Dubai residents are being warned against dealing with unscrupulous individuals who peddle fake attested tenancy contracts on the internet.
An attested lease agreement is required for all tenants in the UAE to obtain visas for family members.
In March 2010, the Real Estate Regulatory Agency (Rera) in Dubai announced that all rental contracts should be registered at the Ejari, “my rent”, online portal.
“But those who are unable to afford to rent their own place have resorted to buying tenancy contracts online, which are fake or tampered with,” said Michael Barney Almazar, the director of the commercial department at Gulf Law in Dubai.
“We urge residents to always follow the law and not resort to shortcuts as the repercussions are not worth the risk,” Mr Almazar said. “You can face a prison term, be deported and banned permanently from the UAE.”
His advice follows a case involving a Filipino who claimed he was duped into buying a tenancy agreement advertised on the internet for Dh1,000.
The man, who is now facing a court case in Dubai, sought help from Gulf Law. Authorities found the document to be fake and a verdict will be handed down soon.
“Claiming you’re unaware that the tenancy contract is fake is not an excuse, especially if you’re not actually occupying the premises,” Mr Almazar said. “The fact that you paid money for the tenancy contact indicates that you intentionally attempted to use a falsified document.”
The law not only punishes the individual who forged the document, but those who knowingly used the forged document as well. Either charge could lead to a prison term of not more than five years, he said.
Under Federal Law No 6 of 1973 on Entry and Residence of Foreigners, the Ministry of Interior may issue an administrative order for deportation to a foreigner if he has no apparent means of supporting himself.

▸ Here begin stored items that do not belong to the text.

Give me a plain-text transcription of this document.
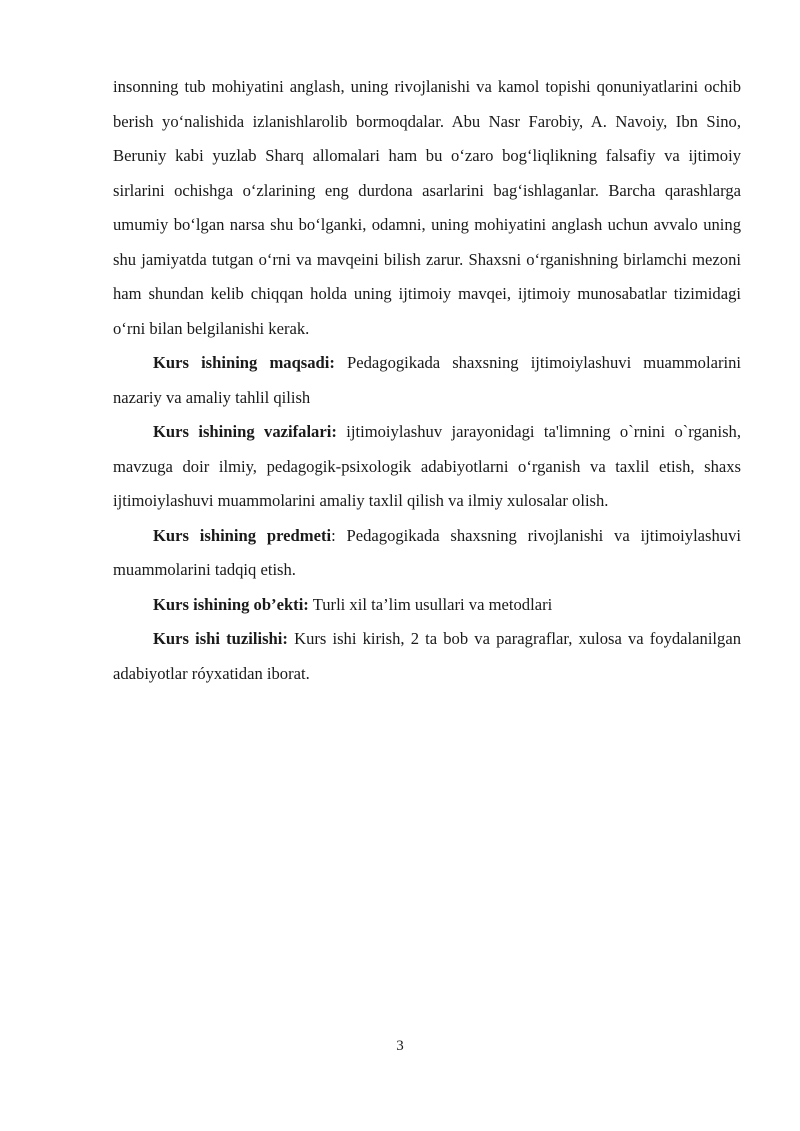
insonning tub mohiyatini anglash, uning rivojlanishi va kamol topishi qonuniyatlarini ochib berish yo‘nalishida izlanishlarolib bormoqdalar. Abu Nasr Farobiy, A. Navoiy, Ibn Sino, Beruniy kabi yuzlab Sharq allomalari ham bu o‘zaro bog‘liqlikning falsafiy va ijtimoiy sirlarini ochishga o‘zlarining eng durdona asarlarini bag‘ishlaganlar. Barcha qarashlarga umumiy bo‘lgan narsa shu bo‘lganki, odamni, uning mohiyatini anglash uchun avvalo uning shu jamiyatda tutgan o‘rni va mavqeini bilish zarur. Shaxsni o‘rganishning birlamchi mezoni ham shundan kelib chiqqan holda uning ijtimoiy mavqei, ijtimoiy munosabatlar tizimidagi o‘rni bilan belgilanishi kerak.

Kurs ishining maqsadi: Pedagogikada shaxsning ijtimoiylashuvi muammolarini nazariy va amaliy tahlil qilish

Kurs ishining vazifalari: ijtimoiylashuv jarayonidagi ta'limning o`rnini o`rganish, mavzuga doir ilmiy, pedagogik-psixologik adabiyotlarni o‘rganish va taxlil etish, shaxs ijtimoiylashuvi muammolarini amaliy taxlil qilish va ilmiy xulosalar olish.

Kurs ishining predmeti: Pedagogikada shaxsning rivojlanishi va ijtimoiylashuvi muammolarini tadqiq etish.

Kurs ishining ob’ekti: Turli xil ta’lim usullari va metodlari

Kurs ishi tuzilishi: Kurs ishi kirish, 2 ta bob va paragraflar, xulosa va foydalanilgan adabiyotlar róyxatidan iborat.

3
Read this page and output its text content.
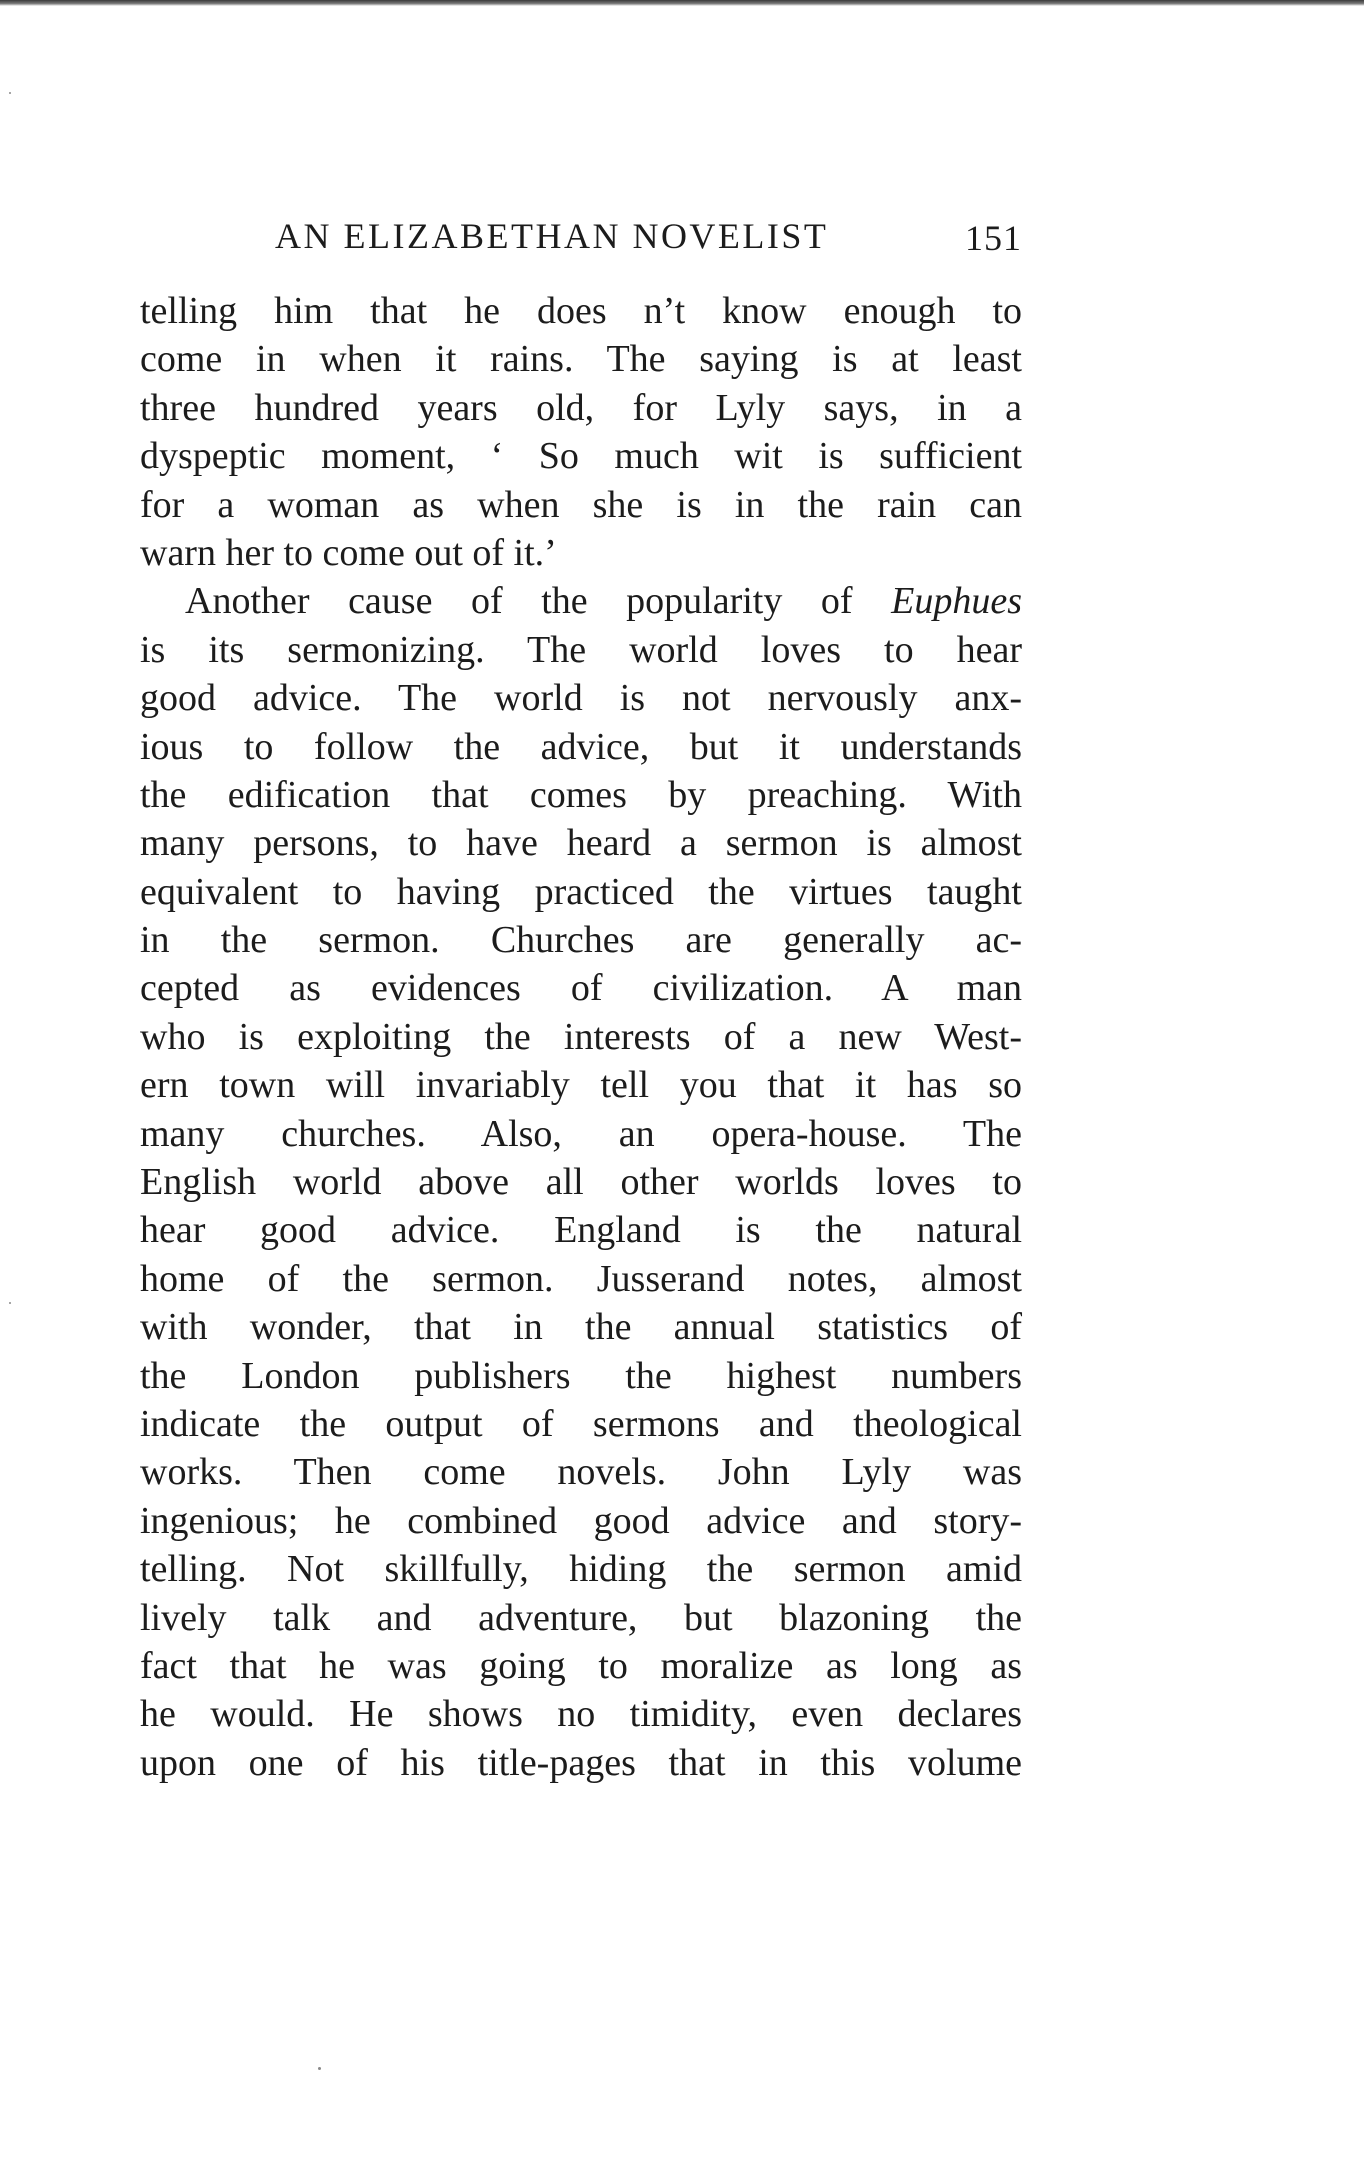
AN ELIZABETHAN NOVELIST	151
telling him that he does n’t know enough to
come in when it rains. The saying is at least
three hundred years old, for Lyly says, in a
dyspeptic moment, ‘ So much wit is sufficient
for a woman as when she is in the rain can
warn her to come out of it.’
Another cause of the popularity of Euphues
is its sermonizing. The world loves to hear
good advice. The world is not nervously anx-
ious to follow the advice, but it understands
the edification that comes by preaching. With
many persons, to have heard a sermon is almost
equivalent to having practiced the virtues taught
in the sermon. Churches are generally ac-
cepted as evidences of civilization. A man
who is exploiting the interests of a new West-
ern town will invariably tell you that it has so
many churches. Also, an opera-house. The
English world above all other worlds loves to
hear good advice. England is the natural
home of the sermon. Jusserand notes, almost
with wonder, that in the annual statistics of
the London publishers the highest numbers
indicate the output of sermons and theological
works. Then come novels. John Lyly was
ingenious; he combined good advice and story-
telling. Not skillfully, hiding the sermon amid
lively talk and adventure, but blazoning the
fact that he was going to moralize as long as
he would. He shows no timidity, even declares
upon one of his title-pages that in this volume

The deportation order issued to a foreigner may include the members of his family who are under his sponsorship.
Sponsoring family members is a privilege, Mr Almazar said, and the applicant must ensure that he can provide for the basic needs of his family.
“If you are not financially able to sponsor your spouse, an alternative option is to look for an employer or company that can provide your spouse an employment visa,” he said. “When both spouses are financially stable, one can transfer the visa sponsorship under the other spouse.”
Giovanni Palec, consul at the Philippine mission in Dubai, agreed.
“Those who wish to obtain visas for their family members should not engage in such an illegal practice, particularly using a falsified document, as it is not reflective of their own situation,” he said.
Mr Almazar, who leads a team of volunteer lawyers to raise awareness about civil, criminal, immigration and labour-related issues in the Filipino community, said the practice was rampant about two or three years ago.
“An attested tenancy contract is needed to renew the visas of family members,” he said. “So if you had previously sponsored your family using a falsified tenancy contract, do not attempt to do the same when their visas are up for renewal.”
The lease registration through Ejari is now linked to the immigration server, allowing authorities to verify the real occupant or holder of the property covered by the tenancy agreement.